Sample Characteristics (with data-collection years)

  • Baseline General Population Survey (BGPS)
    • N = 9,523 adults (18+)
    • Address-based probability sample
    • Data collection: September 2013 – May 2014
  • Baseline Online Panel Survey (BOPS)
    • N = 5,046 adults (18+)
    • Stratified online panel matched to census demographics
    • Data collection: October 2013 – March 2014
  • Analytic sample: n = 5,852 regular gamblers (monthly or more frequent participation)
  • Problem gambling prevalence (PPGM): 7.62% among regular gamblers

Measures Used

  • Problem gambling:
    • Problem and Pathological Gambling Measure (PPGM; 14 items)
    • Four categories: non-gambler, recreational, at-risk, problem/pathological
  • Gambling formats (8 major forms):
    • Casino table games
    • Bingo
    • Sports betting
    • Private betting
    • Daily lottery games
    • Traditional lottery products
    • Instant / scratch tickets
    • Other regulated formats
  • Gambling involvement:
    • Number of gambling formats participated in monthly or more often
  • Gambling intensity:
    • Annual money spent on gambling
    • Maximum gambling frequency in the past year (proxy for time spent)

Research Questions

  1. Are some gambling formats more strongly associated with problem gambling than others in a US context?
  2. Does higher gambling involvement increase the likelihood of problem gambling?
  3. Is gambling involvement associated with greater gambling intensity?
  4. Do specific gambling formats mediate the relationship between involvement and problem gambling?

Key Findings

Format-specific harm

  • Regular participation in casino games, bingo, and sports betting showed the highest proportions of problem gambling:
    • Casino games: up to 26% problem gambling prevalence
    • Bingo and sports betting: consistently elevated riskLotteries and scratch tickets showed the lowest proportions of problem gambling (7–11%)

Involvement and risk

  • Gambling involvement was strongly associated with problem gambling. However: 43.5% of individuals with gambling problems participated regularly in only one or two formats

Intensity as a mechanism

  • The authors argue that intensity partly explains why involvement predicts harm, but does not fully account for format differences

Format × involvement interaction

  • Casino gambling showed high problem-gambling prevalence even at low involvement
  • Bingo showed particularly high harm at very high involvement levels
  • Lottery products remained below average harm across involvement levels

Study Conclusion

The authors conclude that problem gambling in Massachusetts is shaped by both gambling involvement and the structural characteristics of specific gambling formats. While participating in multiple gambling formats increases risk, largely through increased intensity, format choice still matters substantially.

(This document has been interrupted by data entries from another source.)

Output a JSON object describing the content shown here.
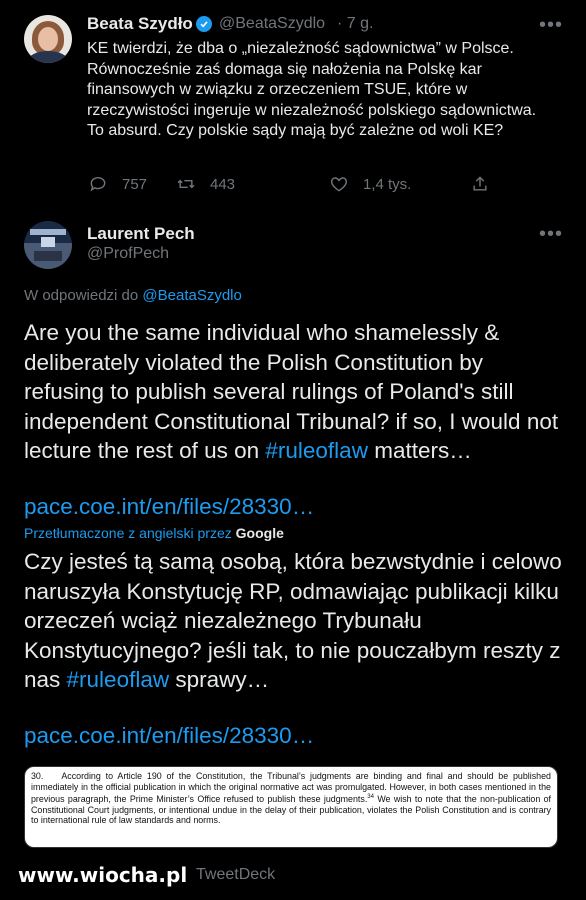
{
  "tweet1": {
    "author_name": "Beata Szydło",
    "author_handle": "@BeataSzydlo",
    "time": "· 7 g.",
    "text": "KE twierdzi, że dba o „niezależność sądownictwa” w Polsce. Równocześnie zaś domaga się nałożenia na Polskę kar finansowych w związku z orzeczeniem TSUE, które w rzeczywistości ingeruje w niezależność polskiego sądownictwa. To absurd. Czy polskie sądy mają być zależne od woli KE?",
    "replies": "757",
    "retweets": "443",
    "likes": "1,4 tys.",
    "more": "•••"
  },
  "tweet2": {
    "author_name": "Laurent Pech",
    "author_handle": "@ProfPech",
    "more": "•••",
    "reply_prefix": "W odpowiedzi do",
    "reply_mention": "@BeataSzydlo",
    "text_en_before": "Are you the same individual who shamelessly & deliberately violated the Polish Constitution by refusing to publish several rulings of Poland's still independent Constitutional Tribunal? if so, I would not lecture the rest of us on ",
    "hashtag": "#ruleoflaw",
    "text_en_after": " matters…",
    "link": "pace.coe.int/en/files/28330…",
    "translated_label": "Przetłumaczone z angielski przez",
    "translated_by": "Google",
    "text_pl_before": "Czy jesteś tą samą osobą, która bezwstydnie i celowo naruszyła Konstytucję RP, odmawiając publikacji kilku orzeczeń wciąż niezależnego Trybunału Konstytucyjnego? jeśli tak, to nie pouczałbym reszty z nas ",
    "text_pl_after": " sprawy…",
    "source": "TweetDeck"
  },
  "document": {
    "number": "30.",
    "text_a": "According to Article 190 of the Constitution, the Tribunal’s judgments are binding and final and should be published immediately in the official publication in which the original normative act was promulgated. However, in both cases mentioned in the previous paragraph, the Prime Minister’s Office refused to publish these judgments.",
    "footnote": "34",
    "text_b": " We wish to note that the non-publication of Constitutional Court judgments, or intentional undue in the delay of their publication, violates the Polish Constitution and is contrary to international rule of law standards and norms."
  },
  "watermark": "www.wiocha.pl",
  "colors": {
    "background": "#000000",
    "text": "#e7e9ea",
    "muted": "#71767b",
    "accent": "#1d9bf0"
  }
}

Crucially, the study shows that:

  • High-risk formats (casino games, bingo, sports betting) can produce harm even when individuals are not highly involved across many products
  • A significant proportion of problem gamblers concentrate their gambling on one or two high-risk formats
  • Lotteries and scratch tickets, while widely used, are comparatively lower-risk but not risk-free

The authors explicitly caution against policy approaches that treat gambling harm as a simple function of “too much gambling” and argue instead for format-sensitive regulation, noting that the risk profile of a gambling product is context-dependent and market-specific.